The next day, work was hard. My body felt leaden. I kept repeating the same sentence to myself like an ancient Hindu mantra: “The arc of moral universe is long, but it bends towards justice.” Theodore Parker penned a primordial version of this quote in the 19th century, but the words gained more currency when uttered by Martin Luther King, Jr. over a century later. The elegance of the sentiment is undeniable and it has always worked magic on me in moments of despair.

“The arc of the moral universe is long, but it bends towards justice.”

During the Obama administration, my belief in an increasingly just universe had strengthened. I had come to expect progress on every front: the repeal of “don’t ask don’t tell,” the affirmation of the human right to health in the ACA, the recognition of our obligations to the earth in the Paris accord, etc. I assumed that prejudice would be slowly and steadily eradicated from society like smallpox. Consequently, the success of a vitriolic campaign that fed on primal distrust and anger left me dumbfounded. Forget the moral universe, bending my own lips into a smile felt impossible.

My Facebook feed was an avalanche of pain, anger, despair, and shock. But there were also several people who stood out for their resilience. Several liberals were ready to give the President-elect a chance and promote tolerance. Many staunch democrats were calling for unity and defending the integrity of Trump supporters. Some were taking the election result as a call-to-arms to defend their pet causes from the vicissitudes of unfriendly political currents. One of my adorably absurd friends even went on a manic donation rampage, giving generously to the ACLU, the Southern Poverty Law Center, Planned Parenthood, the Council on American-Islamic Relations, the Mazzoni Center, the Anti-Defamation Center, the Sierra Club, and Earthjustice in a philanthropic spree.

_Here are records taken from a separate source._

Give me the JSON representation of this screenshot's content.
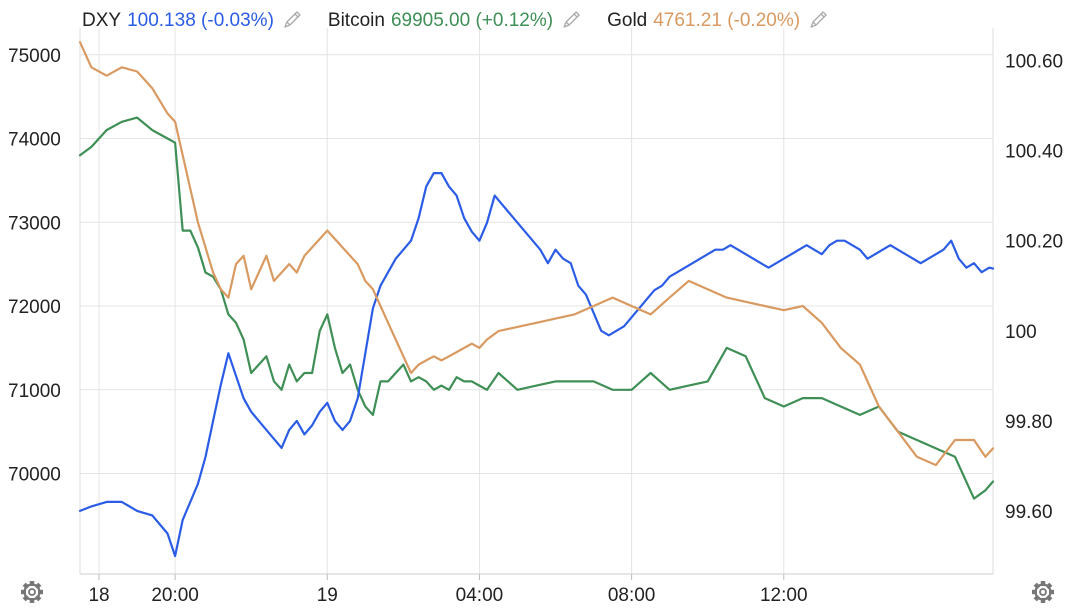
{
  "chart_data": {
    "type": "line",
    "title": "",
    "legend": {
      "placement": "top-left",
      "items": [
        {
          "name": "DXY",
          "value": "100.138",
          "change": "(-0.03%)",
          "color": "#2b5ce6",
          "icon": "pencil-icon"
        },
        {
          "name": "Bitcoin",
          "value": "69905.00",
          "change": "(+0.12%)",
          "color": "#3f8f56",
          "icon": "pencil-icon"
        },
        {
          "name": "Gold",
          "value": "4761.21",
          "change": "(-0.20%)",
          "color": "#d99a62",
          "icon": "pencil-icon"
        }
      ]
    },
    "x_ticks": [
      "18",
      "20:00",
      "19",
      "04:00",
      "08:00",
      "12:00"
    ],
    "x_tick_hours": [
      -6,
      -4,
      0,
      4,
      8,
      12
    ],
    "x_range_hours": [
      -6.5,
      17.5
    ],
    "y_left": {
      "ticks": [
        "75000",
        "74000",
        "73000",
        "72000",
        "71000",
        "70000"
      ],
      "tick_values": [
        75000,
        74000,
        73000,
        72000,
        71000,
        70000
      ],
      "range": [
        68800,
        75200
      ]
    },
    "y_right": {
      "ticks": [
        "100.60",
        "100.40",
        "100.20",
        "100",
        "99.80",
        "99.60"
      ],
      "tick_values": [
        100.6,
        100.4,
        100.2,
        100.0,
        99.8,
        99.6
      ],
      "range": [
        99.46,
        100.65
      ]
    },
    "grid": true,
    "series": [
      {
        "name": "Bitcoin",
        "axis": "left",
        "color": "#3f8f56",
        "x": [
          -6.5,
          -6.2,
          -5.8,
          -5.4,
          -5.0,
          -4.6,
          -4.2,
          -4.0,
          -3.8,
          -3.6,
          -3.4,
          -3.2,
          -3.0,
          -2.8,
          -2.6,
          -2.4,
          -2.2,
          -2.0,
          -1.8,
          -1.6,
          -1.4,
          -1.2,
          -1.0,
          -0.8,
          -0.6,
          -0.4,
          -0.2,
          0.0,
          0.2,
          0.4,
          0.6,
          0.8,
          1.0,
          1.2,
          1.4,
          1.6,
          1.8,
          2.0,
          2.2,
          2.4,
          2.6,
          2.8,
          3.0,
          3.2,
          3.4,
          3.6,
          3.8,
          4.0,
          4.2,
          4.5,
          5.0,
          5.5,
          6.0,
          6.5,
          7.0,
          7.5,
          8.0,
          8.5,
          9.0,
          9.5,
          10.0,
          10.5,
          11.0,
          11.5,
          12.0,
          12.5,
          13.0,
          13.5,
          14.0,
          14.5,
          15.0,
          15.5,
          16.0,
          16.5,
          17.0,
          17.3,
          17.5
        ],
        "y": [
          73800,
          73900,
          74100,
          74200,
          74250,
          74100,
          74000,
          73950,
          72900,
          72900,
          72700,
          72400,
          72350,
          72200,
          71900,
          71800,
          71600,
          71200,
          71300,
          71400,
          71100,
          71000,
          71300,
          71100,
          71200,
          71200,
          71700,
          71900,
          71500,
          71200,
          71300,
          71000,
          70800,
          70700,
          71100,
          71100,
          71200,
          71300,
          71100,
          71150,
          71100,
          71000,
          71050,
          71000,
          71150,
          71100,
          71100,
          71050,
          71000,
          71200,
          71000,
          71050,
          71100,
          71100,
          71100,
          71000,
          71000,
          71200,
          71000,
          71050,
          71100,
          71500,
          71400,
          70900,
          70800,
          70900,
          70900,
          70800,
          70700,
          70800,
          70500,
          70400,
          70300,
          70200,
          69700,
          69800,
          69905
        ]
      },
      {
        "name": "DXY",
        "axis": "right",
        "color": "#2b5ce6",
        "x": [
          -6.5,
          -6.2,
          -5.8,
          -5.4,
          -5.0,
          -4.6,
          -4.4,
          -4.2,
          -4.0,
          -3.8,
          -3.6,
          -3.4,
          -3.2,
          -3.0,
          -2.8,
          -2.6,
          -2.4,
          -2.2,
          -2.0,
          -1.8,
          -1.6,
          -1.4,
          -1.2,
          -1.0,
          -0.8,
          -0.6,
          -0.4,
          -0.2,
          0.0,
          0.2,
          0.4,
          0.6,
          0.8,
          1.0,
          1.2,
          1.4,
          1.6,
          1.8,
          2.0,
          2.2,
          2.4,
          2.6,
          2.8,
          3.0,
          3.2,
          3.4,
          3.6,
          3.8,
          4.0,
          4.2,
          4.4,
          4.6,
          4.8,
          5.0,
          5.2,
          5.4,
          5.6,
          5.8,
          6.0,
          6.2,
          6.4,
          6.6,
          6.8,
          7.0,
          7.2,
          7.4,
          7.6,
          7.8,
          8.0,
          8.2,
          8.4,
          8.6,
          8.8,
          9.0,
          9.2,
          9.4,
          9.6,
          9.8,
          10.0,
          10.2,
          10.4,
          10.6,
          10.8,
          11.0,
          11.2,
          11.4,
          11.6,
          11.8,
          12.0,
          12.2,
          12.4,
          12.6,
          12.8,
          13.0,
          13.2,
          13.4,
          13.6,
          13.8,
          14.0,
          14.2,
          14.4,
          14.6,
          14.8,
          15.0,
          15.2,
          15.4,
          15.6,
          15.8,
          16.0,
          16.2,
          16.4,
          16.6,
          16.8,
          17.0,
          17.2,
          17.4,
          17.5
        ],
        "y": [
          99.6,
          99.61,
          99.62,
          99.62,
          99.6,
          99.59,
          99.57,
          99.55,
          99.5,
          99.58,
          99.62,
          99.66,
          99.72,
          99.8,
          99.88,
          99.95,
          99.9,
          99.85,
          99.82,
          99.8,
          99.78,
          99.76,
          99.74,
          99.78,
          99.8,
          99.77,
          99.79,
          99.82,
          99.84,
          99.8,
          99.78,
          99.8,
          99.85,
          99.95,
          100.05,
          100.1,
          100.13,
          100.16,
          100.18,
          100.2,
          100.25,
          100.32,
          100.35,
          100.35,
          100.32,
          100.3,
          100.25,
          100.22,
          100.2,
          100.24,
          100.3,
          100.28,
          100.26,
          100.24,
          100.22,
          100.2,
          100.18,
          100.15,
          100.18,
          100.16,
          100.15,
          100.1,
          100.08,
          100.04,
          100.0,
          99.99,
          100.0,
          100.01,
          100.03,
          100.05,
          100.07,
          100.09,
          100.1,
          100.12,
          100.13,
          100.14,
          100.15,
          100.16,
          100.17,
          100.18,
          100.18,
          100.19,
          100.18,
          100.17,
          100.16,
          100.15,
          100.14,
          100.15,
          100.16,
          100.17,
          100.18,
          100.19,
          100.18,
          100.17,
          100.19,
          100.2,
          100.2,
          100.19,
          100.18,
          100.16,
          100.17,
          100.18,
          100.19,
          100.18,
          100.17,
          100.16,
          100.15,
          100.16,
          100.17,
          100.18,
          100.2,
          100.16,
          100.14,
          100.15,
          100.13,
          100.14,
          100.138
        ]
      },
      {
        "name": "Gold",
        "axis": "left",
        "color": "#d99a62",
        "x": [
          -6.5,
          -6.2,
          -5.8,
          -5.4,
          -5.0,
          -4.6,
          -4.2,
          -4.0,
          -3.8,
          -3.6,
          -3.4,
          -3.2,
          -3.0,
          -2.8,
          -2.6,
          -2.4,
          -2.2,
          -2.0,
          -1.8,
          -1.6,
          -1.4,
          -1.2,
          -1.0,
          -0.8,
          -0.6,
          -0.4,
          -0.2,
          0.0,
          0.2,
          0.4,
          0.6,
          0.8,
          1.0,
          1.2,
          1.4,
          1.6,
          1.8,
          2.0,
          2.2,
          2.4,
          2.6,
          2.8,
          3.0,
          3.2,
          3.4,
          3.6,
          3.8,
          4.0,
          4.2,
          4.5,
          5.0,
          5.5,
          6.0,
          6.5,
          7.0,
          7.5,
          8.0,
          8.5,
          9.0,
          9.5,
          10.0,
          10.5,
          11.0,
          11.5,
          12.0,
          12.5,
          13.0,
          13.5,
          14.0,
          14.5,
          15.0,
          15.5,
          16.0,
          16.5,
          17.0,
          17.3,
          17.5
        ],
        "y": [
          75150,
          74850,
          74750,
          74850,
          74800,
          74600,
          74300,
          74200,
          73800,
          73400,
          73000,
          72700,
          72400,
          72200,
          72100,
          72500,
          72600,
          72200,
          72400,
          72600,
          72300,
          72400,
          72500,
          72400,
          72600,
          72700,
          72800,
          72900,
          72800,
          72700,
          72600,
          72500,
          72300,
          72200,
          72000,
          71800,
          71600,
          71400,
          71200,
          71300,
          71350,
          71400,
          71350,
          71400,
          71450,
          71500,
          71550,
          71500,
          71600,
          71700,
          71750,
          71800,
          71850,
          71900,
          72000,
          72100,
          72000,
          71900,
          72100,
          72300,
          72200,
          72100,
          72050,
          72000,
          71950,
          72000,
          71800,
          71500,
          71300,
          70800,
          70500,
          70200,
          70100,
          70400,
          70400,
          70200,
          70300
        ]
      }
    ]
  },
  "footer": {
    "left_icon": "gear-icon",
    "right_icon": "gear-icon"
  }
}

This election is likely just a small dent in the majestic arc of the moral universe.

The indomitable positivity of my friends snapped me out of my paralysis. Like the curvature of the earth, the long arc of the moral universe is imperceptible to human eyes. This election is likely just a small dent in that majestic arc of the moral universe. And while the arc undeniably bends towards justice, it doesn’t bend itself. The truth is that we bend the arc collectively and deliberately. I had taken the righteous curvature of the universe for granted all these years. It’s time to roll up our sleeves and get to work. Let’s rise above stale squabbles and pointless prejudices. Let’s conspire to reinstate the grandeur of simple goodness and basic decency. Let’s bend that arc together.